El fundamentalismo es una grave perversión de la fe. Es un "fanatismo pernicioso de lo religioso", "una falsificación de la religión", como reiteró el 7 de enero de 2013, en su última reunión con el Cuerpo Diplomático acreditado ante la Santa Sede, con mención especial en aquel momento de sucesos recientes de Nigeria, Siria y Egipto. Este fundamentalismo es un riesgo que corren también otras religiones, cuando separan la fe de la razón, pero aparece también en el pensamiento secular, cuando niega la fe en nombre de la razón, y deriva en fundamentalismo laicista.

El problema es dilucidar si la débil fundamentación racional de la fe musulmana tiene raíces en la propia tradición coránica y no es una desviación más reciente, ligada a la reacción de viejos países a la humillación de años coloniales y a la insuficiencia posterior de un auténtico desarrollo cultural y económico.

En cualquier caso, desde el Concilio Vaticano II, queda clara la necesidad del diálogo interreligioso, como recoge oportunamente el Catecismo de la Iglesia Católica, 841, a propósito de las relaciones de la Iglesia con los musulmanes, con referencia a dos textos conciliares, Lumen Gentium 16 y Nostra aetate 3: “El designio de salvación comprende también a los que reconocen al Creador. Entre ellos están, ante todo, los musulmanes, que profesan tener la fe de Abraham y adoran con nosotros al Dios único y misericordioso que juzgará a los hombres al fin del mundo”.

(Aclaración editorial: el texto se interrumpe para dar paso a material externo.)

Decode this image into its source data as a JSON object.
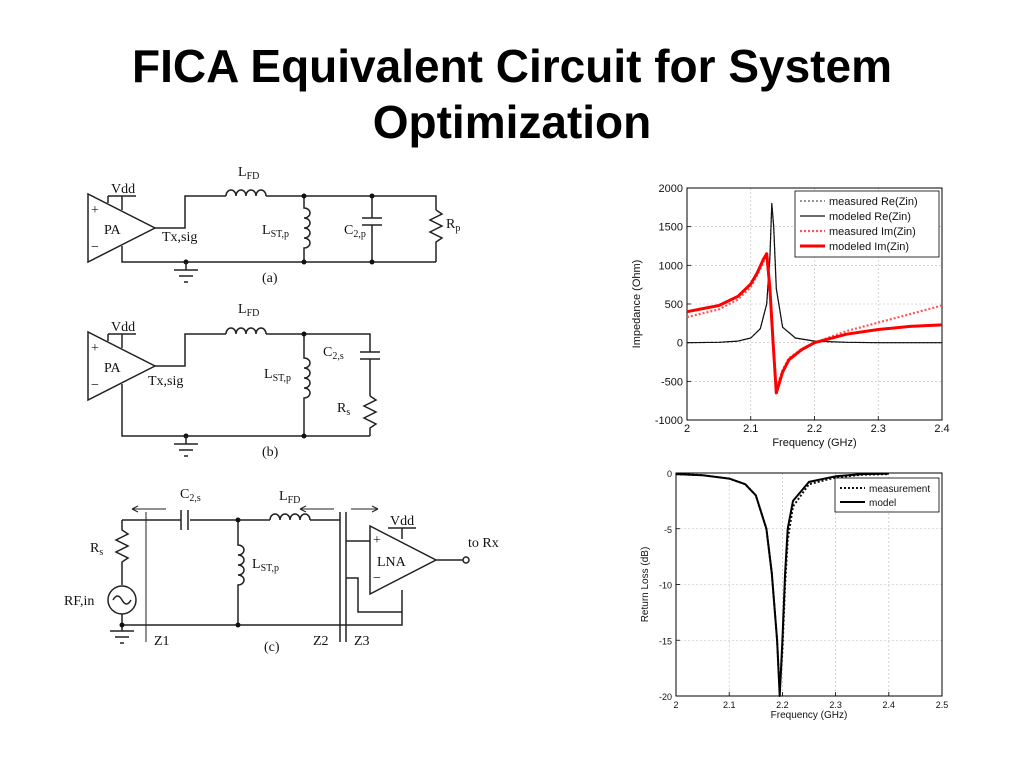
{
  "slide": {
    "title_line1": "FICA Equivalent Circuit for System",
    "title_line2": "Optimization"
  },
  "circuits": {
    "a": {
      "caption": "(a)",
      "vdd": "Vdd",
      "plus": "+",
      "minus": "−",
      "amp": "PA",
      "node": "Tx,sig",
      "L_FD": "L",
      "L_FD_sub": "FD",
      "L_ST": "L",
      "L_ST_sub": "ST,p",
      "C": "C",
      "C_sub": "2,p",
      "R": "R",
      "R_sub": "p"
    },
    "b": {
      "caption": "(b)",
      "vdd": "Vdd",
      "plus": "+",
      "minus": "−",
      "amp": "PA",
      "node": "Tx,sig",
      "L_FD": "L",
      "L_FD_sub": "FD",
      "L_ST": "L",
      "L_ST_sub": "ST,p",
      "C": "C",
      "C_sub": "2,s",
      "R": "R",
      "R_sub": "s"
    },
    "c": {
      "caption": "(c)",
      "C": "C",
      "C_sub": "2,s",
      "L_FD": "L",
      "L_FD_sub": "FD",
      "L_ST": "L",
      "L_ST_sub": "ST,p",
      "R": "R",
      "R_sub": "s",
      "source": "RF,in",
      "vdd": "Vdd",
      "plus": "+",
      "minus": "−",
      "amp": "LNA",
      "out": "to Rx",
      "z1": "Z1",
      "z2": "Z2",
      "z3": "Z3"
    }
  },
  "chart_data": [
    {
      "type": "line",
      "title": "",
      "xlabel": "Frequency (GHz)",
      "ylabel": "Impedance (Ohm)",
      "xlim": [
        2,
        2.4
      ],
      "ylim": [
        -1000,
        2000
      ],
      "xticks": [
        2,
        2.1,
        2.2,
        2.3,
        2.4
      ],
      "yticks": [
        -1000,
        -500,
        0,
        500,
        1000,
        1500,
        2000
      ],
      "x_tick_labels": [
        "2",
        "2.1",
        "2.2",
        "2.3",
        "2.4"
      ],
      "y_tick_labels": [
        "-1000",
        "-500",
        "0",
        "500",
        "1000",
        "1500",
        "2000"
      ],
      "grid": true,
      "legend_position": "top-right",
      "series": [
        {
          "name": "measured Re(Zin)",
          "color": "#555555",
          "style": "dotted",
          "x": [
            2.0,
            2.05,
            2.08,
            2.1,
            2.115,
            2.125,
            2.13,
            2.133,
            2.136,
            2.14,
            2.15,
            2.17,
            2.2,
            2.25,
            2.3,
            2.35,
            2.4
          ],
          "y": [
            0,
            5,
            20,
            60,
            180,
            500,
            1100,
            1800,
            1500,
            700,
            200,
            60,
            20,
            5,
            0,
            0,
            0
          ]
        },
        {
          "name": "modeled Re(Zin)",
          "color": "#111111",
          "style": "solid",
          "x": [
            2.0,
            2.05,
            2.08,
            2.1,
            2.115,
            2.125,
            2.13,
            2.133,
            2.136,
            2.14,
            2.15,
            2.17,
            2.2,
            2.25,
            2.3,
            2.35,
            2.4
          ],
          "y": [
            0,
            5,
            20,
            60,
            180,
            500,
            1100,
            1800,
            1500,
            700,
            200,
            60,
            20,
            5,
            0,
            0,
            0
          ]
        },
        {
          "name": "measured Im(Zin)",
          "color": "#ff5555",
          "style": "dotted",
          "x": [
            2.0,
            2.05,
            2.08,
            2.1,
            2.11,
            2.12,
            2.125,
            2.13,
            2.135,
            2.14,
            2.15,
            2.16,
            2.18,
            2.2,
            2.25,
            2.3,
            2.35,
            2.4
          ],
          "y": [
            330,
            430,
            560,
            720,
            870,
            1050,
            1100,
            700,
            0,
            -600,
            -350,
            -200,
            -80,
            0,
            150,
            260,
            370,
            480
          ]
        },
        {
          "name": "modeled Im(Zin)",
          "color": "#ff0000",
          "style": "solid",
          "x": [
            2.0,
            2.05,
            2.08,
            2.1,
            2.11,
            2.12,
            2.125,
            2.13,
            2.135,
            2.14,
            2.15,
            2.16,
            2.18,
            2.2,
            2.25,
            2.3,
            2.35,
            2.4
          ],
          "y": [
            400,
            480,
            600,
            760,
            900,
            1080,
            1150,
            700,
            0,
            -650,
            -380,
            -220,
            -90,
            0,
            110,
            170,
            210,
            230
          ]
        }
      ]
    },
    {
      "type": "line",
      "title": "",
      "xlabel": "Frequency (GHz)",
      "ylabel": "Return Loss (dB)",
      "xlim": [
        2,
        2.5
      ],
      "ylim": [
        -20,
        0
      ],
      "xticks": [
        2,
        2.1,
        2.2,
        2.3,
        2.4,
        2.5
      ],
      "yticks": [
        -20,
        -15,
        -10,
        -5,
        0
      ],
      "x_tick_labels": [
        "2",
        "2.1",
        "2.2",
        "2.3",
        "2.4",
        "2.5"
      ],
      "y_tick_labels": [
        "-20",
        "-15",
        "-10",
        "-5",
        "0"
      ],
      "grid": true,
      "legend_position": "top-right",
      "series": [
        {
          "name": "measurement",
          "color": "#111111",
          "style": "dotted",
          "x": [
            2.0,
            2.05,
            2.1,
            2.13,
            2.15,
            2.17,
            2.18,
            2.19,
            2.195,
            2.2,
            2.205,
            2.21,
            2.22,
            2.25,
            2.3,
            2.35,
            2.4
          ],
          "y": [
            -0.1,
            -0.2,
            -0.5,
            -1,
            -2,
            -5,
            -9,
            -15,
            -19.5,
            -16,
            -10,
            -6,
            -3,
            -1,
            -0.4,
            -0.15,
            -0.1
          ]
        },
        {
          "name": "model",
          "color": "#000000",
          "style": "solid",
          "x": [
            2.0,
            2.05,
            2.1,
            2.13,
            2.15,
            2.17,
            2.18,
            2.19,
            2.195,
            2.2,
            2.205,
            2.21,
            2.22,
            2.25,
            2.3,
            2.35,
            2.4
          ],
          "y": [
            -0.1,
            -0.2,
            -0.5,
            -1,
            -2,
            -5,
            -9,
            -15,
            -20,
            -15,
            -9,
            -5,
            -2.5,
            -0.8,
            -0.3,
            -0.1,
            -0.05
          ]
        }
      ]
    }
  ]
}
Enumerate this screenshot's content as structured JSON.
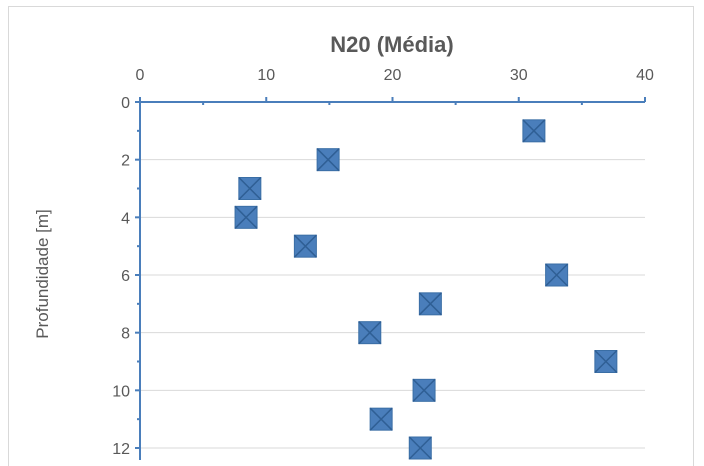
{
  "chart_data": {
    "type": "scatter",
    "title": "N20 (Média)",
    "xlabel": "",
    "ylabel": "Profundidade  [m]",
    "x_axis_position": "top",
    "y_axis_inverted": true,
    "xlim": [
      0,
      40
    ],
    "ylim": [
      0,
      12
    ],
    "x_ticks": [
      "0",
      "10",
      "20",
      "30",
      "40"
    ],
    "y_ticks": [
      "0",
      "2",
      "4",
      "6",
      "8",
      "10",
      "12"
    ],
    "grid": "horizontal",
    "marker_color": "#4a7ebb",
    "series": [
      {
        "x": [
          31.2,
          14.9,
          8.7,
          8.4,
          13.1,
          33.0,
          23.0,
          18.2,
          36.9,
          22.5,
          19.1,
          22.2
        ],
        "y": [
          1,
          2,
          3,
          4,
          5,
          6,
          7,
          8,
          9,
          10,
          11,
          12
        ]
      }
    ]
  }
}
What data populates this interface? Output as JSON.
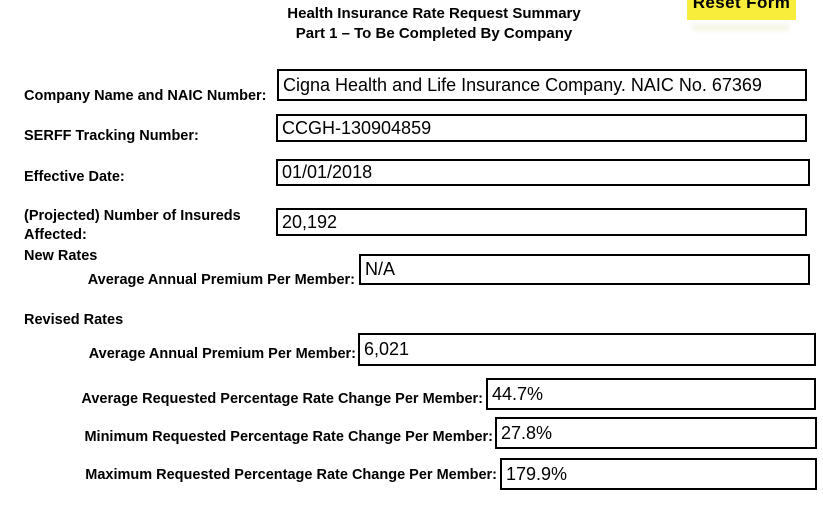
{
  "header": {
    "title_line1": "Health Insurance Rate Request Summary",
    "title_line2": "Part 1 – To Be Completed By Company"
  },
  "toolbar": {
    "reset_label": "Reset Form",
    "reset_bg": "#f8ed3a"
  },
  "sections": {
    "new_rates_label": "New Rates",
    "revised_rates_label": "Revised Rates"
  },
  "fields": [
    {
      "label": "Company Name and NAIC Number:",
      "value": "Cigna Health and Life Insurance Company. NAIC No. 67369"
    },
    {
      "label": "SERFF Tracking Number:",
      "value": "CCGH-130904859"
    },
    {
      "label": "Effective Date:",
      "value": "01/01/2018"
    },
    {
      "label_line1": "(Projected) Number of Insureds",
      "label_line2": "Affected:",
      "value": "20,192"
    },
    {
      "label": "Average Annual Premium Per Member:",
      "value": "N/A"
    },
    {
      "label": "Average Annual Premium Per Member:",
      "value": "6,021"
    },
    {
      "label": "Average Requested Percentage Rate Change Per Member:",
      "value": "44.7%"
    },
    {
      "label": "Minimum Requested Percentage Rate Change Per Member:",
      "value": "27.8%"
    },
    {
      "label": "Maximum Requested Percentage Rate Change Per Member:",
      "value": "179.9%"
    }
  ]
}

Benedicto XVI tuvo muy presentes esos principios al elaborar la Exhortación Apostólica post-sinodal "Ecclesia en Oriente Medio", a partir de las 44 proposiciones finales del Sínodo especial para esa región, celebrado en Roma del 10 al 26 octubre de 2010. La hizo pública en el Líbano en 2012. Recordaba los lazos históricos y espirituales que los cristianos tienen con judíos y musulmanes, y reiteraba que el diálogo interreligioso no nace de consideraciones pragmáticas de orden político o social, sino que se basa principalmente en los fundamentos teológicos de la fe: judíos, cristianos y musulmanes creen en un solo Dios, por lo que pueden reconocer "en el otro creyente", un hermano al que amar y respetar, evitando instrumentalizar la religión en conflictos "injustificables para un verdadero creyente."

En cuanto a los musulmanes, el Papa manifestaba expresamente su "estima"; pero lamentaba que las diferencias doctrinales hubieran servido de pretexto para justificar, en el nombre de la religión, prácticas de intolerancia, discriminación, marginación y persecución. Se acaba aplicando el fundamentalismo para hacerse con el poder político, no sin violencia contra la libertad de la religión y de las conciencias. Por esto, el Papa urgía a los líderes religiosos de la región a empeñarse, con su ejemplo y su enseñanza, en erradicar esa amenaza mortal que afecta por igual a los creyentes de todas las religiones.

Tal vez, en las actuales circunstancias, el diálogo resulte imposible, como afirmó en su día tajantemente Oriana Fallaci, pero para los cristianos, desde el Vaticano II, se impone comoobligatorio. Benedicto XVI lo subrayó con especial fuerza, pero sin dejar de mencionar el daño histórico para los musulmanes derivado de su fideísmo, de la separación de fe y razón que conduce inevitablemente a la violencia.